Hadley inspira hondo y después suelta el aire por la nariz.
—Mamá, siento mucho lo que te dije antes. Cuando me iba.
—No pasa nada —contesta su madre transcurrido medio segundo—. Ya sé que hablabas sin pensar.
—Desde luego.
—Y escucha, he estado pensando…
—¿Sí?
—No debía haberte obligado a ir. Ya eres lo suficientemente mayor como para tomar esa clase de decisiones. Me equivoqué al insistir tanto.
—No, me alegro de que lo hicieras. Lo cierto es que ha sido mucho mejor de lo que me esperaba.
Su madre deja escapar un silbido.
—¿De verdad? Me habría apostado cualquier cosa a que adelantabas el vuelo de vuelta.

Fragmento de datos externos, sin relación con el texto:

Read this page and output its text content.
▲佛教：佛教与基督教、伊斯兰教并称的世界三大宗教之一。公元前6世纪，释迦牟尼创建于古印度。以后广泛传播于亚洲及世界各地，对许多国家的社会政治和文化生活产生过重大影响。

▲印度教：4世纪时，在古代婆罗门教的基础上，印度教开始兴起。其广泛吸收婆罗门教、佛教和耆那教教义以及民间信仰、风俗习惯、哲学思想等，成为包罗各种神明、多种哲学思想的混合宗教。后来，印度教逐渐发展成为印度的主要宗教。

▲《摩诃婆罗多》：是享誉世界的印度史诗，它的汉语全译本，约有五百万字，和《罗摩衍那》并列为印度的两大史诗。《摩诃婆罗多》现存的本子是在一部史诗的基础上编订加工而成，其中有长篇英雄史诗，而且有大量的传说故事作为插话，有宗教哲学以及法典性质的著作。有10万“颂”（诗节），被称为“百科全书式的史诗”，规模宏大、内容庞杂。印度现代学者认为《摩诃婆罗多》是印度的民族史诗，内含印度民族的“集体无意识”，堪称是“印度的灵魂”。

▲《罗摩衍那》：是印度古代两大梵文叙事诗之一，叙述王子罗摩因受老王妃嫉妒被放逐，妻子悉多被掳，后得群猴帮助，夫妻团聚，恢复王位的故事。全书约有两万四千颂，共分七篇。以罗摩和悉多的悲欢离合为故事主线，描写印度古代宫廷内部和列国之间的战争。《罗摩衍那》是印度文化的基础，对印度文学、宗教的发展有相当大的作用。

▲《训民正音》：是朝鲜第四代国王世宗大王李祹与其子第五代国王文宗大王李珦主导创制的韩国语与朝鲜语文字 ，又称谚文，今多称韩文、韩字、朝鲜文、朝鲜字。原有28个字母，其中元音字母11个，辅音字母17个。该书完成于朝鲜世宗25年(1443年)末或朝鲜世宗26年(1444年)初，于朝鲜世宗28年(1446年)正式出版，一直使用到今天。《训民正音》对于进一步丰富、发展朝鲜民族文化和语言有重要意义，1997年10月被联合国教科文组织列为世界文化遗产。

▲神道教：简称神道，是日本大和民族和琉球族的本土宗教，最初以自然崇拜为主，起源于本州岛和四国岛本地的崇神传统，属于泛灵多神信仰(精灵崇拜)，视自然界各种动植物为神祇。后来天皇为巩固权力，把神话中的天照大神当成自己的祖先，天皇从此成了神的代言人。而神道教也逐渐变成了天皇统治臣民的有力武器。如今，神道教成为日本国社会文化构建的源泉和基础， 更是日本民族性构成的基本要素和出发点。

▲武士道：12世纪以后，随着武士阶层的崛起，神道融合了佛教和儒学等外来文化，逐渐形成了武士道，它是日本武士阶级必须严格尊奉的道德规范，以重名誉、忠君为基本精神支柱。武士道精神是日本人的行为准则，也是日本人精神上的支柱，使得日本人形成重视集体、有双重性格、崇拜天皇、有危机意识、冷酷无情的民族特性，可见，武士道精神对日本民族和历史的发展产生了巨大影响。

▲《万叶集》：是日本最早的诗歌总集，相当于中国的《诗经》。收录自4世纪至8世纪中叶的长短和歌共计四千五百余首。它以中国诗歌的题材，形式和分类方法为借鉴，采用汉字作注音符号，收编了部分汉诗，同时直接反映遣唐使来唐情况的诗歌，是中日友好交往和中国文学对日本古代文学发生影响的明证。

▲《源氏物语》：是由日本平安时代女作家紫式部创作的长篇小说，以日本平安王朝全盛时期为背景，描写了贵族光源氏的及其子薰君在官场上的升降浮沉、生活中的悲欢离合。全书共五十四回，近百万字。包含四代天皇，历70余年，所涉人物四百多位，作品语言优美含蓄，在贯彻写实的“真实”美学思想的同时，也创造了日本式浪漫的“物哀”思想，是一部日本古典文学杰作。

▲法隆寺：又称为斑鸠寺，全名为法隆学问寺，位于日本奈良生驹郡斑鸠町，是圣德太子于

—Yo también —asegura Hadley—, pero al final no está siendo tan horrible.
—Cuéntamelo todo.
—Lo haré —dice Hadley reprimiendo un bostezo—. Pero ha sido un día larguísimo.
—Ya me lo imagino. Así que solo dime una cosa. ¿Qué tal el vestido?
—¿El mío o el de Charlotte?
—¡Vaya! Así que ha ascendido de categoría. ¡Ya no es esa mujer inglesa sino Charlotte!
Hadley sonríe.
—Supongo. De hecho es bastante agradable. Y el vestido es bonito.
—¿Y qué tal con tu padre?
—Al principio se enfadó un poco, pero ahora estamos bien. Muy bien incluso.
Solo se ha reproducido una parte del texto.